Fu il modo di allentare la tensione di uomini, donne, anziani e bambini che premevano per avere un tetto sopra la testa. La convenzione stipulata prevedeva un canone che Palazzo delle Aquile versa(va) regolarmente. Ma a distanza di quindici anni la Prefettura invia una nota all’amministrazione, informando che la società presenta lati oscuri sull’assetto proprietario. Tanto è vero che sopraggiunge la cosiddetta «certificazione antimafia ostativa». Che è una specie di muro che si crea fra il soggetto giuridico in questione e la pubblica amministrazione che con esso non può intrattenere rapporti di alcun tipo.

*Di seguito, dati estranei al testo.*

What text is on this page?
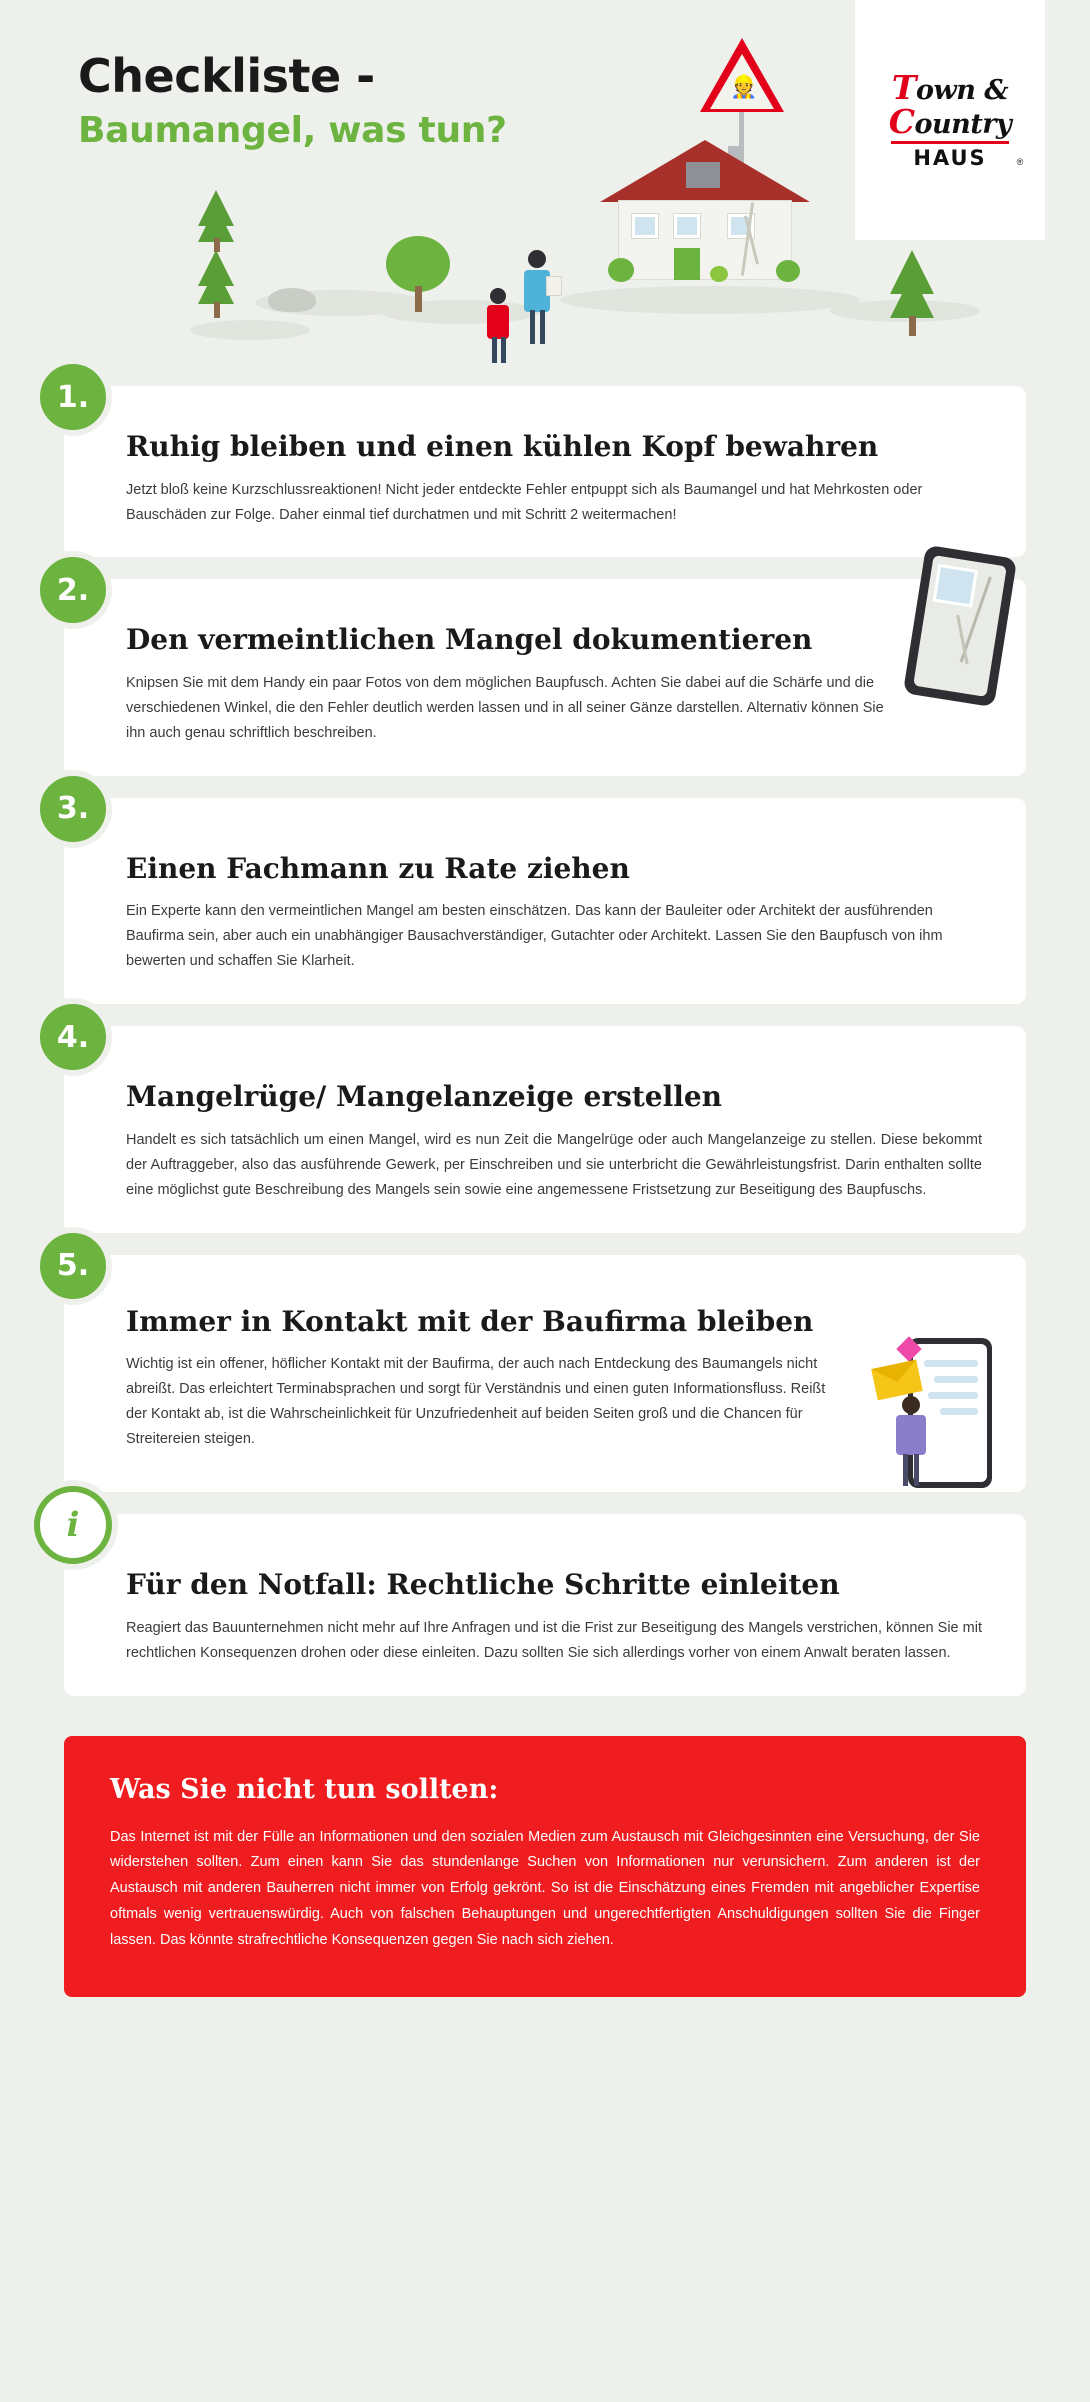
Checkliste -
Baumangel, was tun?
Town &
Country
HAUS	®
👷
1.
Ruhig bleiben und einen kühlen Kopf bewahren

Jetzt bloß keine Kurzschlussreaktionen! Nicht jeder entdeckte Fehler entpuppt sich als Baumangel und hat Mehrkosten oder Bauschäden zur Folge. Daher einmal tief durchatmen und mit Schritt 2 weitermachen!

2.
Den vermeintlichen Mangel dokumentieren

Knipsen Sie mit dem Handy ein paar Fotos von dem möglichen Baupfusch. Achten Sie dabei auf die Schärfe und die verschiedenen Winkel, die den Fehler deutlich werden lassen und in all seiner Gänze darstellen. Alternativ können Sie ihn auch genau schriftlich beschreiben.

3.
Einen Fachmann zu Rate ziehen

Ein Experte kann den vermeintlichen Mangel am besten einschätzen. Das kann der Bauleiter oder Architekt der ausführenden Baufirma sein, aber auch ein unabhängiger Bausachverständiger, Gutachter oder Architekt. Lassen Sie den Baupfusch von ihm bewerten und schaffen Sie Klarheit.

4.
Mangelrüge/ Mangelanzeige erstellen

Handelt es sich tatsächlich um einen Mangel, wird es nun Zeit die Mangelrüge oder auch Mangelanzeige zu stellen. Diese bekommt der Auftraggeber, also das ausführende Gewerk, per Einschreiben und sie unterbricht die Gewährleistungsfrist. Darin enthalten sollte eine möglichst gute Beschreibung des Mangels sein sowie eine angemessene Fristsetzung zur Beseitigung des Baupfuschs.

5.
Immer in Kontakt mit der Baufirma bleiben

Wichtig ist ein offener, höflicher Kontakt mit der Baufirma, der auch nach Entdeckung des Baumangels nicht abreißt. Das erleichtert Terminabsprachen und sorgt für Verständnis und einen guten Informationsfluss. Reißt der Kontakt ab, ist die Wahrscheinlichkeit für Unzufriedenheit auf beiden Seiten groß und die Chancen für Streitereien steigen.

i
Für den Notfall: Rechtliche Schritte einleiten

Reagiert das Bauunternehmen nicht mehr auf Ihre Anfragen und ist die Frist zur Beseitigung des Mangels verstrichen, können Sie mit rechtlichen Konsequenzen drohen oder diese einleiten. Dazu sollten Sie sich allerdings vorher von einem Anwalt beraten lassen.

Was Sie nicht tun sollten:

Das Internet ist mit der Fülle an Informationen und den sozialen Medien zum Austausch mit Gleichgesinnten eine Versuchung, der Sie widerstehen sollten. Zum einen kann Sie das stundenlange Suchen von Informationen nur verunsichern. Zum anderen ist der Austausch mit anderen Bauherren nicht immer von Erfolg gekrönt. So ist die Einschätzung eines Fremden mit angeblicher Expertise oftmals wenig vertrauenswürdig. Auch von falschen Behauptungen und ungerechtfertigten Anschuldigungen sollten Sie die Finger lassen. Das könnte strafrechtliche Konsequenzen gegen Sie nach sich ziehen.
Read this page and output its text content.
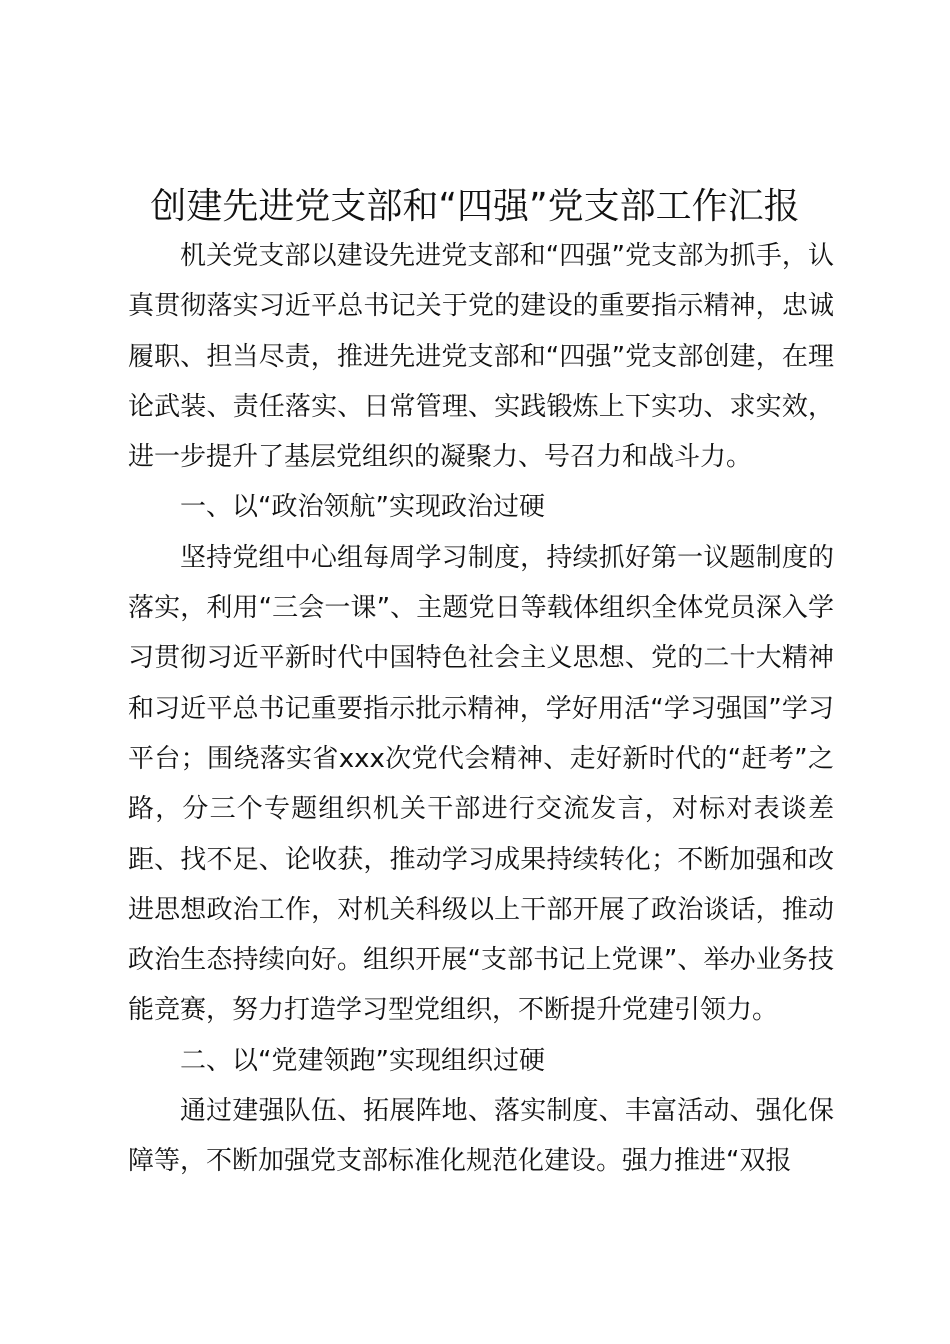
创建先进党支部和“四强”党支部工作汇报

机关党支部以建设先进党支部和“四强”党支部为抓手，认真贯彻落实习近平总书记关于党的建设的重要指示精神，忠诚履职、担当尽责，推进先进党支部和“四强”党支部创建，在理论武装、责任落实、日常管理、实践锻炼上下实功、求实效，进一步提升了基层党组织的凝聚力、号召力和战斗力。

一、以“政治领航”实现政治过硬

坚持党组中心组每周学习制度，持续抓好第一议题制度的落实，利用“三会一课”、主题党日等载体组织全体党员深入学习贯彻习近平新时代中国特色社会主义思想、党的二十大精神和习近平总书记重要指示批示精神，学好用活“学习强国”学习平台；围绕落实省xxx次党代会精神、走好新时代的“赶考”之路，分三个专题组织机关干部进行交流发言，对标对表谈差距、找不足、论收获，推动学习成果持续转化；不断加强和改进思想政治工作，对机关科级以上干部开展了政治谈话，推动政治生态持续向好。组织开展“支部书记上党课”、举办业务技能竞赛，努力打造学习型党组织，不断提升党建引领力。

二、以“党建领跑”实现组织过硬

通过建强队伍、拓展阵地、落实制度、丰富活动、强化保障等，不断加强党支部标准化规范化建设。强力推进“双报
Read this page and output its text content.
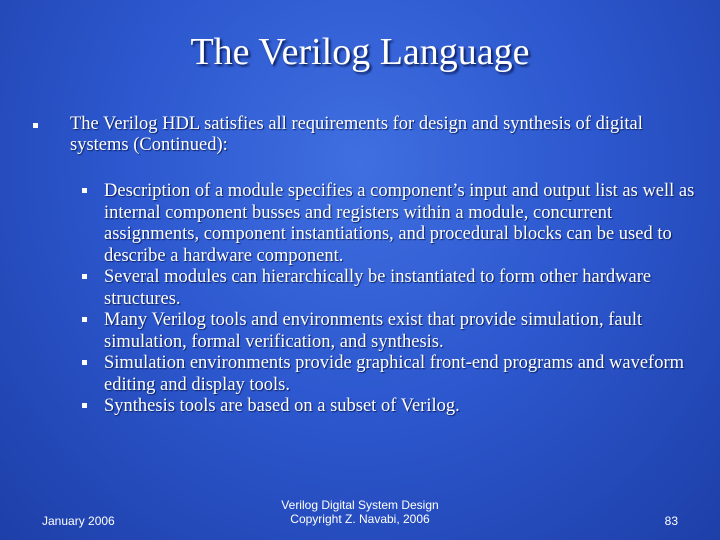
The Verilog Language
The Verilog HDL satisfies all requirements for design and synthesis of digital systems (Continued):
Description of a module specifies a component’s input and output list as well as internal component busses and registers within a module, concurrent assignments, component instantiations, and procedural blocks can be used to describe a hardware component.
Several modules can hierarchically be instantiated to form other hardware structures.
Many Verilog tools and environments exist that provide simulation, fault simulation, formal verification, and synthesis.
Simulation environments provide graphical front-end programs and waveform editing and display tools.
Synthesis tools are based on a subset of Verilog.
January 2006
Verilog Digital System Design
Copyright Z. Navabi, 2006	83
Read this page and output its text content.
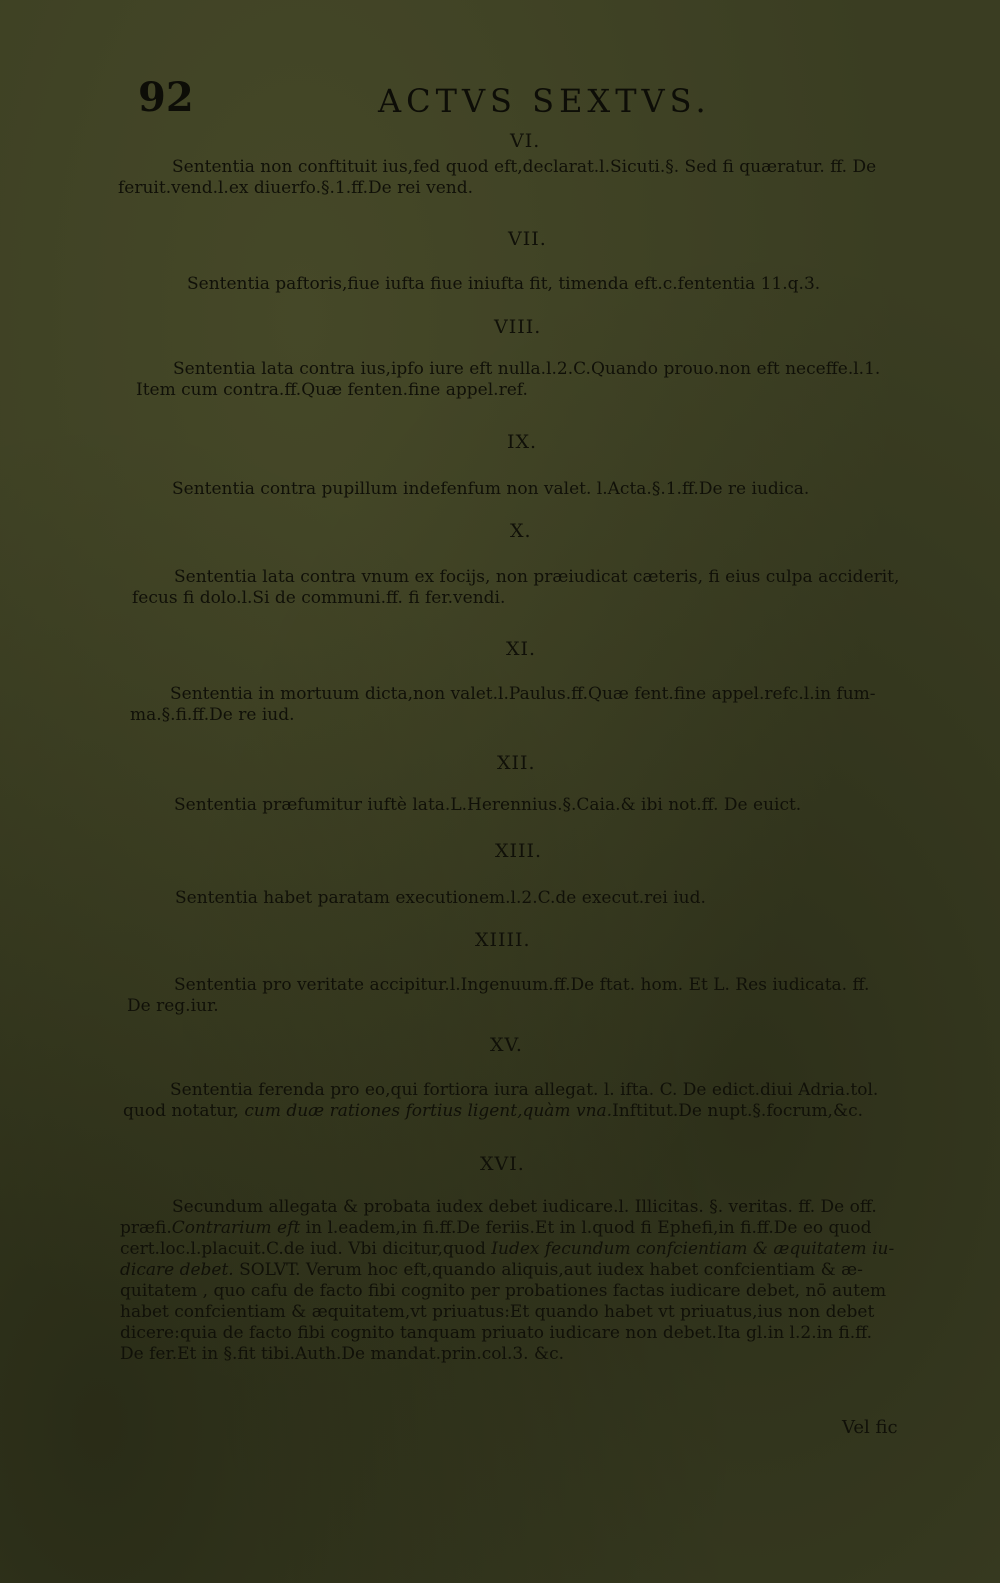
92	ACTVS SEXTVS.
VI.
Sententia non conftituit ius,fed quod eft,declarat.l.Sicuti.§. Sed fi quæratur. ff. De
feruit.vend.l.ex diuerfo.§.1.ff.De rei vend.
VII.
Sententia paftoris,fiue iufta fiue iniufta fit, timenda eft.c.fententia 11.q.3.
VIII.
Sententia lata contra ius,ipfo iure eft nulla.l.2.C.Quando prouo.non eft neceffe.l.1.
Item cum contra.ff.Quæ fenten.fine appel.ref.
IX.
Sententia contra pupillum indefenfum non valet. l.Acta.§.1.ff.De re iudica.
X.
Sententia lata contra vnum ex focijs, non præiudicat cæteris, fi eius culpa acciderit,
fecus fi dolo.l.Si de communi.ff. fi fer.vendi.
XI.
Sententia in mortuum dicta,non valet.l.Paulus.ff.Quæ fent.fine appel.refc.l.in fum-
ma.§.fi.ff.De re iud.
XII.
Sententia præfumitur iuftè lata.L.Herennius.§.Caia.& ibi not.ff. De euict.
XIII.
Sententia habet paratam executionem.l.2.C.de execut.rei iud.
XIIII.
Sententia pro veritate accipitur.l.Ingenuum.ff.De ftat. hom. Et L. Res iudicata. ff.
De reg.iur.
XV.
Sententia ferenda pro eo,qui fortiora iura allegat. l. ifta. C. De edict.diui Adria.tol.
quod notatur, cum duæ rationes fortius ligent,quàm vna.Inftitut.De nupt.§.focrum,&c.
XVI.
Secundum allegata & probata iudex debet iudicare.l. Illicitas. §. veritas. ff. De off.
præfi.Contrarium eft in l.eadem,in fi.ff.De feriis.Et in l.quod fi Ephefi,in fi.ff.De eo quod
cert.loc.l.placuit.C.de iud. Vbi dicitur,quod Iudex fecundum confcientiam & æquitatem iu-
dicare debet. SOLVT. Verum hoc eft,quando aliquis,aut iudex habet confcientiam & æ-
quitatem , quo cafu de facto fibi cognito per probationes factas iudicare debet, nō autem
habet confcientiam & æquitatem,vt priuatus:Et quando habet vt priuatus,ius non debet
dicere:quia de facto fibi cognito tanquam priuato iudicare non debet.Ita gl.in l.2.in fi.ff.
De fer.Et in §.fit tibi.Auth.De mandat.prin.col.3. &c.
Vel fic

E, infatti, scattano immediatamente le contromisure. Unilateralmente l’amministrazione decide di recedere dal contratto, notificandolo alla «Edil Strade Siciliana srl» il 4 giugno del 2006. Ma...recesso sì, ma liberare gli appartamenti no. È così che la ditta incarica l’avvocato Giovanni Immordino di ritornare in possesso delle sue case, dando vita a un contenzioso che si è concluso l’altro ieri con la decisione del giudice monocratico, Giovanna Nozzetti, che per l’appunto, ha ordinato la consegna con una sentenza che la società ha già messo in esecuzione notificandola al Comune.

Il giudice, comunque, non manca di far rilevare che solo «a fronte del ritardo nel pagamento dell’indennità di occupazione, e dopo molto tempo dal recesso, il ricorrente - che fino a quel momento aveva tenuto un atteggiamento accondiscendente rispetto alle esigenze dell’ente - ha intimato a quest’ultimo il rilascio degli immobili». Per cui «se è indubbio che malgrado la cessazione del rapporto locatizio, gli immobili siano rimasti nella detenzione sine titulo del Comune, è altrettanto vero che tale situazione è stata tollerata dalla proprietaria che ne ha tratto un utile: per il fatto di avere continuato a percepire un’indennità corrispondente al canone contrattualmente pattuito, disinteressandosi della manutenzione ordinaria e straordinaria del complesso edilizio».